Denver Homeland Security official asks Congress to help human trafficking victims
Author: Tom Ramstack - September 27, 2018 - Updated: October 15, 2018
WASHINGTON — A Denver-based U.S. Homeland Security Department official supported legislation requiring more assistance for human trafficking victims during a congressional hearing Wednesday.
Many of the victims are severely traumatized when law officers extract them from forced labor or the sex trade, according to expert witnesses at a U.S. House Homeland Security subcommittee hearing.
They need “victim assistance specialists” to counsel them and help them to recover, said Steve Cagen, special agent in charge of Homeland Security Investigations’ (HSI) Denver office.
“I’ve got a four-state region: Utah, Colorado, Montana, Wyoming,” Cagen said. “For HSI, I got one victim assistance specialist.”
His federal agency investigates more than 1,000 human trafficking cases per year.
“I need at least one [victim assistance specialist] per state,” Cagen said.

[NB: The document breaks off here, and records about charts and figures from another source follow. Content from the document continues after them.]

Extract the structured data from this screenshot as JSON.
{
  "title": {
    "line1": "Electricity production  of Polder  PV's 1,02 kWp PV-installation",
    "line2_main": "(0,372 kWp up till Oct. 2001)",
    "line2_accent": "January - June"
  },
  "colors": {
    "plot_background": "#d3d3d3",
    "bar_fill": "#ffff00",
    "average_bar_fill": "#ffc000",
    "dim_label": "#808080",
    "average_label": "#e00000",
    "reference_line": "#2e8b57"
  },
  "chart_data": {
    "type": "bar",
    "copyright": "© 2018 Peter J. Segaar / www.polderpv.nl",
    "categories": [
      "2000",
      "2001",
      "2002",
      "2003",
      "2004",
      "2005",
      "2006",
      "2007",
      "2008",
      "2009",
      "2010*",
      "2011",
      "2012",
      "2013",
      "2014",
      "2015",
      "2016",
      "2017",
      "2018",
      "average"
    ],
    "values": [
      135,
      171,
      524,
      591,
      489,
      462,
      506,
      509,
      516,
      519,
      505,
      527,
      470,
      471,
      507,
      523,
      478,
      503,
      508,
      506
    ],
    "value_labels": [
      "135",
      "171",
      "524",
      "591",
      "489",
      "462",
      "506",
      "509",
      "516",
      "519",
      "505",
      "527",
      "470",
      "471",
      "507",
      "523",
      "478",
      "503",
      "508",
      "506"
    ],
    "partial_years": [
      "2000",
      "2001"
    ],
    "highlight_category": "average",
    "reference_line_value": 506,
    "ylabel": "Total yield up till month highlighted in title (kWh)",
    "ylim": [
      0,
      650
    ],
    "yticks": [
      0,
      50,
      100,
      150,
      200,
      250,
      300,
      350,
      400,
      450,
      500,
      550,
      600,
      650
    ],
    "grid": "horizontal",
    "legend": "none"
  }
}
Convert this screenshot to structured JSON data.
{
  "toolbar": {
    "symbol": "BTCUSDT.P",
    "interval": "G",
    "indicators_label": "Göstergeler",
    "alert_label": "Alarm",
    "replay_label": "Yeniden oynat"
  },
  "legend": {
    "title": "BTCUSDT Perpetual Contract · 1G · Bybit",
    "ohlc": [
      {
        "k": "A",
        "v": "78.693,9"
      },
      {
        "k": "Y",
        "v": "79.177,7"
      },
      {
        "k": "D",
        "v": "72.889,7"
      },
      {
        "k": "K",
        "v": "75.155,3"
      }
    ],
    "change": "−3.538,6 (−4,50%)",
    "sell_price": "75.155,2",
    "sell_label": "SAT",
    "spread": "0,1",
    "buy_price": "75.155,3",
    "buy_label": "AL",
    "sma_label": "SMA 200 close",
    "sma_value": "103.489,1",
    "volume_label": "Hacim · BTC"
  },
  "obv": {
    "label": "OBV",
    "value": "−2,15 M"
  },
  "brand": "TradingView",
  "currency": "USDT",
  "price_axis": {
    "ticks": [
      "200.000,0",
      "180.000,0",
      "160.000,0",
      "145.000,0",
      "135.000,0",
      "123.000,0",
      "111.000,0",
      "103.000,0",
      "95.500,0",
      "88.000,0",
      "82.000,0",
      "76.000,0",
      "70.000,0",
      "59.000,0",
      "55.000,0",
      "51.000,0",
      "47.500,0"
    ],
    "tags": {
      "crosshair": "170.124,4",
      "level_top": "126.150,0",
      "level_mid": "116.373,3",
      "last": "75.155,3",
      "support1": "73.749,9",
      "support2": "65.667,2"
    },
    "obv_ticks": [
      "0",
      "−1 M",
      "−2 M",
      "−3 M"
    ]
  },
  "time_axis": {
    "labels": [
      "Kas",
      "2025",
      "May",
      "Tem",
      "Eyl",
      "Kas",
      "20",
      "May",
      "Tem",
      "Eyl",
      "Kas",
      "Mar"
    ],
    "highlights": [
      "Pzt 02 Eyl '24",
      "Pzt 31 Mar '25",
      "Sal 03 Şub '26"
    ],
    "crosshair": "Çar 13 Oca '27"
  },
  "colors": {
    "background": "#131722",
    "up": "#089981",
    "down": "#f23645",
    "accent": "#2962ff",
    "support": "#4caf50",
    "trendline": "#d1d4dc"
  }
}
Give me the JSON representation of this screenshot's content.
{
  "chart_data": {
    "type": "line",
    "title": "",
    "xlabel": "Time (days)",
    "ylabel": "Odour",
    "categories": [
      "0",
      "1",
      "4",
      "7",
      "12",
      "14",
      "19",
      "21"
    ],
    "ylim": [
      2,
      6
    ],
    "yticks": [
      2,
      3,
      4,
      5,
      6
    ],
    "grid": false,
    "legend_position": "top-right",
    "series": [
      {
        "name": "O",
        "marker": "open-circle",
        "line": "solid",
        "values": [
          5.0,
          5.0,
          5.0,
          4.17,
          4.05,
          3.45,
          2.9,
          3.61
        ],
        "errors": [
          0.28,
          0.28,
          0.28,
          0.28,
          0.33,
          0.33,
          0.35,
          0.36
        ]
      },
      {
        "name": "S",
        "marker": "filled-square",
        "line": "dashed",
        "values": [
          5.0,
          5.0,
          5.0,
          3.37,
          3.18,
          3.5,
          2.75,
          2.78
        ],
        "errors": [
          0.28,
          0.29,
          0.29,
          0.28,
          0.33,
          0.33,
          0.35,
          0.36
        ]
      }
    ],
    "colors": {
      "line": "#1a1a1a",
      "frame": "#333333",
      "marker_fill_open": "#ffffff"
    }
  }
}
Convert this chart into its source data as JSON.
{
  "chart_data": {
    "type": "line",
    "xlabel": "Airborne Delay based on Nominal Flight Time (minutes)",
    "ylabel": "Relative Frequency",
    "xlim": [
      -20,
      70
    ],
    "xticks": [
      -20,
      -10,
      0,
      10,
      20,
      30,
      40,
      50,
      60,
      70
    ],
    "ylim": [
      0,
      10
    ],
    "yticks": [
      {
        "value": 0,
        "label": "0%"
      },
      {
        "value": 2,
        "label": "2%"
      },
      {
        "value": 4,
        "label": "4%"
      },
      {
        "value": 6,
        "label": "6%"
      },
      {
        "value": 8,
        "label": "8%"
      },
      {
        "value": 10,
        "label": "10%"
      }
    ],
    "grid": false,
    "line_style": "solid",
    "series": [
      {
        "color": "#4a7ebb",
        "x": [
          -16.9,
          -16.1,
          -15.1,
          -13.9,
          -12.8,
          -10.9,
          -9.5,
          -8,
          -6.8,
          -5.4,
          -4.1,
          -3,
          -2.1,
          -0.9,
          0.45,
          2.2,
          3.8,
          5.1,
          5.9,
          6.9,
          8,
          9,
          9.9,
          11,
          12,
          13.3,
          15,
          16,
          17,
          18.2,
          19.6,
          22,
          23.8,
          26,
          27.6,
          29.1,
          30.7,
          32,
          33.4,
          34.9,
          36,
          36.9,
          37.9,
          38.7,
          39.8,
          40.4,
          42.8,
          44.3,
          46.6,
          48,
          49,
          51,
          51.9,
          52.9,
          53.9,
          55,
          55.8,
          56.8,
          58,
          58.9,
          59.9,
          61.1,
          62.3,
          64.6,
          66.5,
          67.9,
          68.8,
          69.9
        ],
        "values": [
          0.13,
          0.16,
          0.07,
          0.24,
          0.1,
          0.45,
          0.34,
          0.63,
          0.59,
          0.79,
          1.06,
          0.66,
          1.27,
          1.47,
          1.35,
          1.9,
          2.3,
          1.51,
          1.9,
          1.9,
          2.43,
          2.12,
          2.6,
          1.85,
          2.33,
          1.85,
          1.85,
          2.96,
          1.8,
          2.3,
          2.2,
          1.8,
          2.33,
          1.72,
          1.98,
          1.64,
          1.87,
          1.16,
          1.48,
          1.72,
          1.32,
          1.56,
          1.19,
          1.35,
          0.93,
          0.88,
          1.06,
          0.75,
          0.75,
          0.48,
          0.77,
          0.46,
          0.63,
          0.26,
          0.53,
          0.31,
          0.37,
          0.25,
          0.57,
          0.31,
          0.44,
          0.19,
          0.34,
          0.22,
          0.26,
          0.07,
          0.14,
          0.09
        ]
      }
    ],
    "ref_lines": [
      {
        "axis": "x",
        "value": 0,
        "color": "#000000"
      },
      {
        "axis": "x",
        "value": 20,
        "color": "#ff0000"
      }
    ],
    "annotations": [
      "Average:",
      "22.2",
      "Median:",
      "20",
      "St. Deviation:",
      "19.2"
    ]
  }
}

The congressional border and maritime security subcommittee convened the hearing to review the federal government’s efforts to combat human trafficking. Witnesses from the Justice Department and Homeland Security Department testified about how they investigate and prosecute human trafficking perpetrators.
“They’re all driven by greed,” Cagen said.
Congress is preparing to vote on the Traffic Victims Protection Reauthorization Act, which would continue legislation enacted 18 years ago to halt human trafficking. The original law organized a task force from several federal agencies to coordinate the efforts.
Other portions of the law gave illegal immigrants who were human trafficking victims protection from deportation if they cooperated with investigators. The law also authorized the task force to work with foreign governments to stop human trafficking before it reached the U.S. border. Most of the international effort focused on Mexico.
The proposal for reauthorizing funding and management of the law includes a provision for increasing the number of victim assistance specialists from 27 to more than 100.
The specialists are supposed to accompany law enforcement officers when they make arrests and track down victims. The specialists are tasked with ensuring that victims’ rights are protected, that they’re advised about participating in prosecutions, and that they’re referred to community service agencies that can help them.
The “Victim Assistance Program” Cagen described has some similarities to the Colorado Human Trafficking Council organized by Gov. John Hickenlooper in 2015. It joins efforts of law enforcement and community groups, such as the Colorado Network to End Human Trafficking, the Colorado Trafficking and Organized Crime Coalition, and the Front Range Anti-Trafficking Coalition.
In its 2017 annual report, the Colorado Human Trafficking Council reported that prosecutors filed charges in 97 cases of alleged human trafficking, resulting in 23 convictions. The average prison sentence was 48.9 years and the median sentence was 17.
Other Colorado organizations that attempt to stay aware of warning signs of human trafficking include school districts.
“Collectively, School District 11 does not provide internal training for spotting the signs of human trafficking among students,” said Devra K. Ashby, public information officer for Colorado Springs School District 11. “However, when outside resources or trainings are shared with the district, we do make our employees aware of those opportunities.”
School districts might be more aggressive in spotting problems with greater government assistance, she said.
“It would be beneficial for Congress to provide additional funding and curriculum for school counselors, nurses and psychologists to have in-depth training on this topic,” Ashby told Colorado Politics.
Arizona Republican U.S. Rep. Martha McSally, who chairs the border and maritime security subcommittee, said human trafficking is not confined to underprivileged persons.
“The truth is that traffickers do not discriminate when it comes to their victims,” McSally said. “Victims can come from any background or be of any age, like a teenage girl who ran away from home, only to be beaten, drugged and forced to walk the streets. The migrant worker who paid a smuggler to help him cross the border, only to be forced into manual labor. Or an elderly woman, lured by the promise of work in America and forced to spend endless hours cleaning the mansion of her captors.”
Last year, the advocacy group Human Trafficking Institute reported 783 active human trafficking cases in the U.S. federal court system. In 55 percent of the cases, the victims were children being used for sex, McSally said.